1909 U.S. Lighthouse Board reestablishes federal control of the light station and Congress authorizes $10,000 to double the tower’s height. A temporary wooden tower is constructed to keep the beacon operating while a new steel base is built.

1912–1984

1912 The new steel structure with the old iron tower attached on top is put into service December 15th, placing the beacon at 74 feet from the ground and 154 feet above Lake Michigan.

1913 On July 1, the mineral oil illuminate was changed to coal gas.

1929 The gas illuminate was changed from city gas to electricity.

1937 Keeper duties assumed by newly-created U.S. Coast Guard.

1939 U.S. Lighthouse Service and the U.S. Lifesaving service become part of the U.S. Coast Guard.

1980 North Point Lighthouse is placed on the National Register of Historic Lighthouses.

1984 North Point Lighthouse is placed on the National Register of Historic Places.

1994–2000

1994 With the advent of modern navigation equipment, lighthouses are no longer necessary, and North Point Lighthouse is taken out of service.

1996 Community organizations in Milwaukee lay the groundwork for restorations and begin planning for appropriate use of the Lighthouse, Keeper’s Quarters and bluff-top site.

1997 Milwaukee County Parks Department apply to the U.S. National Park Service and General Services Administration to acquire the site for historic preservation and park purposes.

1999 Milwaukee County approves the grant of an option to lease the Lighthouse, Keeper’s Quarters and bluff top site to Water Tower Preservation Fund Inc.

2000 Fund raising efforts begin for the historic restoration of the Lighthouse and historic renovation of the Keeper’s Quarters.

2002–Present

2002 On January 15, 2002, “North Point Lighthouse Friends” is incorporated as a non-profit organization to restore and operate the lighthouse as a historical Milwaukee museum.

2002 North Point Lighthouse Friends, with Milwaukee County as a sponsor, applies for and obtained Transportation Enhancement Funding for restoration costs.

2003 Wisconsin Department of Natural Resources accepts and grants closure for the lead in soil cleanup on Lighthouse grounds. United States Government transfers ownership of the Lighthouse to Milwaukee County.

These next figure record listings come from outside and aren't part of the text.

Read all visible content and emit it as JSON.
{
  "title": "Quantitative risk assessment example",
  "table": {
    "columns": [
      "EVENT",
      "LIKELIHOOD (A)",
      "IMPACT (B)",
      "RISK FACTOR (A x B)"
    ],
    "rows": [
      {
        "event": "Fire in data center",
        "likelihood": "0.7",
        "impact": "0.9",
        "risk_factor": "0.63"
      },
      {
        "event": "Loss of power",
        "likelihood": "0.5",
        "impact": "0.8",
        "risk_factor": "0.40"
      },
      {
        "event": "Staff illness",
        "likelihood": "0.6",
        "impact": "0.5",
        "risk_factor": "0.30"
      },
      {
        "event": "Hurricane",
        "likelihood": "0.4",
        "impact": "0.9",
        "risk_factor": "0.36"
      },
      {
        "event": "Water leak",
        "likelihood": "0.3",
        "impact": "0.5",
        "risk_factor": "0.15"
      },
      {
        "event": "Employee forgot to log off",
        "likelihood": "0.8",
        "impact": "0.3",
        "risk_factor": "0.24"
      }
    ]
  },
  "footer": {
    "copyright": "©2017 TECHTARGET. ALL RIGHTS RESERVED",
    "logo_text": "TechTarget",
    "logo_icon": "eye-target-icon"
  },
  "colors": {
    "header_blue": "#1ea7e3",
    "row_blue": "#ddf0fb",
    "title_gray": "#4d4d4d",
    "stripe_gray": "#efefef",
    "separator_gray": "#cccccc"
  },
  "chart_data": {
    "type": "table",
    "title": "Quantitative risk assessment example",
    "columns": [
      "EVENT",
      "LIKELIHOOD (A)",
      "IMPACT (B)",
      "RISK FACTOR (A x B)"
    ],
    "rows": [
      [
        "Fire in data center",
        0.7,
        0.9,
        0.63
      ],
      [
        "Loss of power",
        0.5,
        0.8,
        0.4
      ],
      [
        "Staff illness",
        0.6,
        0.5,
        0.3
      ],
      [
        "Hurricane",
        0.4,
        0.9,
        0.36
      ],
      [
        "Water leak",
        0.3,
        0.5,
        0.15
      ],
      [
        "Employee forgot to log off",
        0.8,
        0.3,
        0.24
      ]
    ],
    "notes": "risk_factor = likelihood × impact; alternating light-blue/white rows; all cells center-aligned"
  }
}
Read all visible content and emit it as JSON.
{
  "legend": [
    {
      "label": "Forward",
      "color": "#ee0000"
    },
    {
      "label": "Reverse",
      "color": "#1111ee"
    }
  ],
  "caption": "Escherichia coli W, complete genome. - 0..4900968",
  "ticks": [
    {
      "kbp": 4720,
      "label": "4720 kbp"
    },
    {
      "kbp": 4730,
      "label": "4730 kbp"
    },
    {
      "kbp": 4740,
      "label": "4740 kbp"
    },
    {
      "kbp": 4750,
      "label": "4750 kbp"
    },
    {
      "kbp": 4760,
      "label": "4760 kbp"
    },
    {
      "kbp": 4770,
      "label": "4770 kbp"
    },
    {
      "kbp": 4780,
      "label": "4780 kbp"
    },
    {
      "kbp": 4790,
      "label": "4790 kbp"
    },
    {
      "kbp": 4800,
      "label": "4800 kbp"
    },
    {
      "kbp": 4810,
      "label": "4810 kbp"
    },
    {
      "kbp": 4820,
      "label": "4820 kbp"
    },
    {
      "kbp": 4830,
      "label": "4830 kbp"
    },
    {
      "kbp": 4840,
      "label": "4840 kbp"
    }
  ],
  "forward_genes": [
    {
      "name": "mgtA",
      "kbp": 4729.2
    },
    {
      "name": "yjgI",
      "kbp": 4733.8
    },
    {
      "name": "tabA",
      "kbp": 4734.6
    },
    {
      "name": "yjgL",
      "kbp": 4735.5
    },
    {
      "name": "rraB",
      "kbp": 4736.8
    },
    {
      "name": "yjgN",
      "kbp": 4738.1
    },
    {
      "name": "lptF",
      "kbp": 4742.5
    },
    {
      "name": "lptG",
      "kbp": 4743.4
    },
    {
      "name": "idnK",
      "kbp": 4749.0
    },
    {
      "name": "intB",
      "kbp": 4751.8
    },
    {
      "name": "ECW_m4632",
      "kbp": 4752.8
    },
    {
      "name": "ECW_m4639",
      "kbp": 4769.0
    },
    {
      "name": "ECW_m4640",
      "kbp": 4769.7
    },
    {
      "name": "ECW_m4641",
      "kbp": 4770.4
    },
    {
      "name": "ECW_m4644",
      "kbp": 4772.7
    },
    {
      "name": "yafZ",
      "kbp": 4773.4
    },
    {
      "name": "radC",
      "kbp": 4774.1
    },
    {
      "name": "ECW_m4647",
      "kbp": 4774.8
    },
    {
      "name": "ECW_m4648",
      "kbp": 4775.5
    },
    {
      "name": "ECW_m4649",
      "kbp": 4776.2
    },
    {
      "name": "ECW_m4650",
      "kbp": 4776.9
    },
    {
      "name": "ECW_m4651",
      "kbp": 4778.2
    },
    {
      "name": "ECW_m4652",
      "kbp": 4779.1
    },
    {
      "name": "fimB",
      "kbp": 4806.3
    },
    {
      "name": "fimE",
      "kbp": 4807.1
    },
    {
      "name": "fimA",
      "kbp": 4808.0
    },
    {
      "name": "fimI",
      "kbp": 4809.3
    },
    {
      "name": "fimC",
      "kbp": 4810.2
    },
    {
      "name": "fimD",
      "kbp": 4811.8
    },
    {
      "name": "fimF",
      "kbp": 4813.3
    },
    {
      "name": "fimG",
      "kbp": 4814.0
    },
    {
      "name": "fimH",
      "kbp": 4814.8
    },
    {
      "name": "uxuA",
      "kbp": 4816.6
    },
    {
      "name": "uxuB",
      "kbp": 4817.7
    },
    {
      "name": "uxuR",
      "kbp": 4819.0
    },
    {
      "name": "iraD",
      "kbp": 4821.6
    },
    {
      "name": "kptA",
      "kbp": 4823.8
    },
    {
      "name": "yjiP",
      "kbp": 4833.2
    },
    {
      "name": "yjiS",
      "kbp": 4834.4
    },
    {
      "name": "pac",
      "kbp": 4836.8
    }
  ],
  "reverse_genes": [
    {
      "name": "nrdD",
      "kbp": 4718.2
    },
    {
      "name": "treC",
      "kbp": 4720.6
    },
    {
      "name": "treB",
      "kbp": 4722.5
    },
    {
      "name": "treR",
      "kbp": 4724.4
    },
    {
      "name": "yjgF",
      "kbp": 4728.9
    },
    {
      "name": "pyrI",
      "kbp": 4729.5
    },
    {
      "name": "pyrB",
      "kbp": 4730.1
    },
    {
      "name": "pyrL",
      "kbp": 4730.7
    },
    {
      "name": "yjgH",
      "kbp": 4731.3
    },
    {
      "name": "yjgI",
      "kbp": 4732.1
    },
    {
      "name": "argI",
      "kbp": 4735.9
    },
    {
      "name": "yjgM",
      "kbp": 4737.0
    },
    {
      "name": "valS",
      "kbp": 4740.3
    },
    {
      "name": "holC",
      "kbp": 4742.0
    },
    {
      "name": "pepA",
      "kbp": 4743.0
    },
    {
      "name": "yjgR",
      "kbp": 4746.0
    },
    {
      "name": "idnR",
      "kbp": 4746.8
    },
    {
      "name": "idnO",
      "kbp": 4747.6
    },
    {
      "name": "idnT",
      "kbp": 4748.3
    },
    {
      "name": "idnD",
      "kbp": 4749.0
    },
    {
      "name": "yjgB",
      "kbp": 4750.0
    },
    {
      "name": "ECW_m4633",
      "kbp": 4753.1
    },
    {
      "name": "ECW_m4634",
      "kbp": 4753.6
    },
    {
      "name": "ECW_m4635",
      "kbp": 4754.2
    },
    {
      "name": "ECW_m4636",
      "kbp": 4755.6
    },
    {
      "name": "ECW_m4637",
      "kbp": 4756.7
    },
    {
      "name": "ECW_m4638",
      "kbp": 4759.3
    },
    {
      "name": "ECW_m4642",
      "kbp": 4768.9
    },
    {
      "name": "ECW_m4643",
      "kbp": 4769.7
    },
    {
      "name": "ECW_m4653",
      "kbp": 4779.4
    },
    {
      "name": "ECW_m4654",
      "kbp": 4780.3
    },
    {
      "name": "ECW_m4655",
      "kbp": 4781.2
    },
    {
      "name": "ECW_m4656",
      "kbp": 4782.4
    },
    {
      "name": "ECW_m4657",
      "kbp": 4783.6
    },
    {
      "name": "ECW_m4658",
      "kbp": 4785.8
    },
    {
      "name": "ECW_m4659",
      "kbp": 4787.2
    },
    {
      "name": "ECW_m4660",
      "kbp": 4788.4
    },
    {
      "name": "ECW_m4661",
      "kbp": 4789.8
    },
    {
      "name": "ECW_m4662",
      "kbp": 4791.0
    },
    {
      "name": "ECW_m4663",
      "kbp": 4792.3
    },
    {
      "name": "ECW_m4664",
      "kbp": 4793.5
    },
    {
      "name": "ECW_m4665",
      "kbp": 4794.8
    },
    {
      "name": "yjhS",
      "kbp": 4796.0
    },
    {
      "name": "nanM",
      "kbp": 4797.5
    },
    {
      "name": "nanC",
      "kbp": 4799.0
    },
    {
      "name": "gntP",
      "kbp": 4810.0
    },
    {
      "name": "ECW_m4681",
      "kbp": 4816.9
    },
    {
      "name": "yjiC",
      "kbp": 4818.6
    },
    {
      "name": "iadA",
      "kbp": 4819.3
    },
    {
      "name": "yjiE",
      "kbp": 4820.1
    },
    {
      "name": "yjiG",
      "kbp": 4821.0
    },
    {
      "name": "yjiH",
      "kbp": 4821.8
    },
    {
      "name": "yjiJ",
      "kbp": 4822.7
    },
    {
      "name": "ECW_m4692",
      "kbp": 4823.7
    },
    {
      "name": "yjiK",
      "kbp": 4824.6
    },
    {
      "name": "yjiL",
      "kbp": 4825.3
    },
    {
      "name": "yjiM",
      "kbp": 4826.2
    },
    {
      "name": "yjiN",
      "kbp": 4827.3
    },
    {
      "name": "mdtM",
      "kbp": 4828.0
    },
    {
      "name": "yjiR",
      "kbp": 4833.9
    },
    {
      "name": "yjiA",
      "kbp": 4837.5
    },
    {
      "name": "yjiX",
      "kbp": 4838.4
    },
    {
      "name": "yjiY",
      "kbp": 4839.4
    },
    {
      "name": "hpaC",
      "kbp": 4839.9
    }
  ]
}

2003 On October 13, 2003, the U.S. Coast Guard officially transfers ownership of the 2-acre lighthouse property to Milwaukee County, making it formally and permanently part of Lake Park.

2003 On July 21, 2003, Milwaukee County Board accepts Transportation Enhancement funding and commits to complete the restoration. North Point Lighthouse Friends commits to raising 20% local matching funds and any excess costs.

2004 On March 10, 2004, North Point Lighthouse Friends exercises the option for a long-term lease of lighthouse and grounds from Milwaukee County.

2004 In April, Milwaukee County and North Point Lighthouse Friends begin the design phase of restoration.

2007 Restoration of lighthouse keeper’s quarters begins.

2007 In November, North Point Lighthouse opens to the public.

2009 Fall North Lion Bridge is rebuilt and reopens. Original Fourth Order Fresnel Lens from 1928 is placed on exhibit. The rain garden on the west lawn is installed to filter storm water.

2010 Summer – Flagpole dedication by US Coast Guard.

2010 Summer – “The Dig” – search for the 1855 lighthouse foundation on the bluff north of the Cannonade — begins

2011Fall – South Lion Bridge and Cannonade is rebuilt and reopens.